You seem to be assuming that that state of ignorance is something we can’t do anything about, an inherent limitation of the universe and the human condition… that the engineering constraints affecting the maximum rates of self-optimization of a particular algorithm on a particular platform are and will always be a mystery.
If that’s true, then sure, there’s never a safe threshold we can rely on.
I don’t really see why that would be true, though. It’s a hard problem, certainly, but it’s an engineering problem. If understanding the engineering constraints that govern rates of algorithm self-optimization is possible (that is, if it’s not some kind of ineluctable Mystery) and if that would let us predict reliably the maximum safe running time of a potentially self-optimizing algorithm, it seems like that would be a useful direction for further research.
No, no, no. We probably can do something about it. I just assume that it will be more complicated than “make an estimate that complexity C will take time T, and then run a simulation for time S<T”; especially if we have no clue at all what the word ‘complexity’ means, despite pretending that it is a value we can somehow measure on a linear scale.
First step, we must somehow understand what “self-improvement” means and how to measure it. Even this idea can be confused, so we need to get a better understanding. Only then it makes sense to plan the second step.

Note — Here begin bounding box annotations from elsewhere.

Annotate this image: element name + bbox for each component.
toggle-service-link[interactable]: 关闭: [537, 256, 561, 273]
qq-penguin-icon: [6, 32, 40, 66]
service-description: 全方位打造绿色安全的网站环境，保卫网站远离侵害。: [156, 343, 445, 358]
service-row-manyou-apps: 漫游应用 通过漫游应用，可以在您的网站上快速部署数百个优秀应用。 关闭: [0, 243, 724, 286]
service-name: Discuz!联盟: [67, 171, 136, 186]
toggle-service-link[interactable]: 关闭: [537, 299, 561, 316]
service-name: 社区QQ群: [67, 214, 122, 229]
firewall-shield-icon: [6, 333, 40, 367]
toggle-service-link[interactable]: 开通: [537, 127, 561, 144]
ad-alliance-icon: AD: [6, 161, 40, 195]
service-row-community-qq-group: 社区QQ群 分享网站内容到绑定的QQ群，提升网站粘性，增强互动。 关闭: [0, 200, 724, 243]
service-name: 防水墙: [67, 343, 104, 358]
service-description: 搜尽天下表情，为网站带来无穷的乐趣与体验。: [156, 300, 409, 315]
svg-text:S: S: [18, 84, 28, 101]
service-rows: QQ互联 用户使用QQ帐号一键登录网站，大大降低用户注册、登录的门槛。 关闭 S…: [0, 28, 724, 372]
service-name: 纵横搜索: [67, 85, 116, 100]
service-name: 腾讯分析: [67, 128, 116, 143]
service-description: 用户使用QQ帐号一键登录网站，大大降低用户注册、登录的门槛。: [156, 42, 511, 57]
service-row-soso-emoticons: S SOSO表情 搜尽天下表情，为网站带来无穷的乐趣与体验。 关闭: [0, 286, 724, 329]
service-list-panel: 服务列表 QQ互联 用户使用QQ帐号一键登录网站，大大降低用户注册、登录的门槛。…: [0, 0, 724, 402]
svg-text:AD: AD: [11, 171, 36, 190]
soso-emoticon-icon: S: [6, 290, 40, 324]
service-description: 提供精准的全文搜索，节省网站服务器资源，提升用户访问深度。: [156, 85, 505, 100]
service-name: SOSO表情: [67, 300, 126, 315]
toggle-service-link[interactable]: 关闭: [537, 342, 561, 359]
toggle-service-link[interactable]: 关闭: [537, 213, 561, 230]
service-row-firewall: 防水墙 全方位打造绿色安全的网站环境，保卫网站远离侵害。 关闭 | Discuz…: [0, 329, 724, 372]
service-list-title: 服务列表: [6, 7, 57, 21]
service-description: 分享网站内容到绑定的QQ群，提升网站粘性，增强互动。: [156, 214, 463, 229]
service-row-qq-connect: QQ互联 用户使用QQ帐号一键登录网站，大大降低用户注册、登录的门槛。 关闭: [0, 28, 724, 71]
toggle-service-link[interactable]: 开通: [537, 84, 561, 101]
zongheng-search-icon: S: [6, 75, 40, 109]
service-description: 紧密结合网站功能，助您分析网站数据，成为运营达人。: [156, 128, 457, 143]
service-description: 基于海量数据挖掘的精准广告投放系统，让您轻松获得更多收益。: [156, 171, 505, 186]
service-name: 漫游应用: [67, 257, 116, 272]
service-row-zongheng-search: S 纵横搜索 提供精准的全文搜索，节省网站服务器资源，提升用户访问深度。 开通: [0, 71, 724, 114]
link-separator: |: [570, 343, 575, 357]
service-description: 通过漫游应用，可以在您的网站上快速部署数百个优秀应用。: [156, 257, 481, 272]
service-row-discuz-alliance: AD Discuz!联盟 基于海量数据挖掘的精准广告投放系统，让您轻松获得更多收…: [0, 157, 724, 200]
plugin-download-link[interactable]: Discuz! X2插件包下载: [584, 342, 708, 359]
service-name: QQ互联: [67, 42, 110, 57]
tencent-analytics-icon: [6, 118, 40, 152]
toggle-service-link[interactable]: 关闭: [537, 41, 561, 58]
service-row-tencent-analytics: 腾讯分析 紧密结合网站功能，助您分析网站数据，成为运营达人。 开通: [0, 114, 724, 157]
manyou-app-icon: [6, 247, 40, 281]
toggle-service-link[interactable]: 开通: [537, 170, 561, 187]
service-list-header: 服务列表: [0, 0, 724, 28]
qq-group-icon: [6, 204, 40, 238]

Or maybe I’m even confused about this all.
The only part I feel sure about is that we should first understand what self-improvement is, and only then we can try to measure it, and only then we can attempt to use some self-improvement treshold as a safety mechanism in an AI simulator.
This is a bit different from other situations, where you can first measure something, and then it is enough time to collect data and develop some understanding. Here a situation where you have something to measure (when there is a self-improving process), it is already an existential risk. If you have to make a map of minefield, you don’t start by walking on the field and stomping heavily, even if in other situation an analogical procedure would be very good.
Yes, absolutely agreed. That’s the place to start. I’m suggesting that doing this would be valuable, because if done properly it might ultimately lead to a point where our understanding is quantified enough that we can make reliable claims about how long we expect a given amount of self-improvement to take for a given algorithm given certain resources.
Sure, situations where you can safely first measure something are very different from the situations we’re discussing.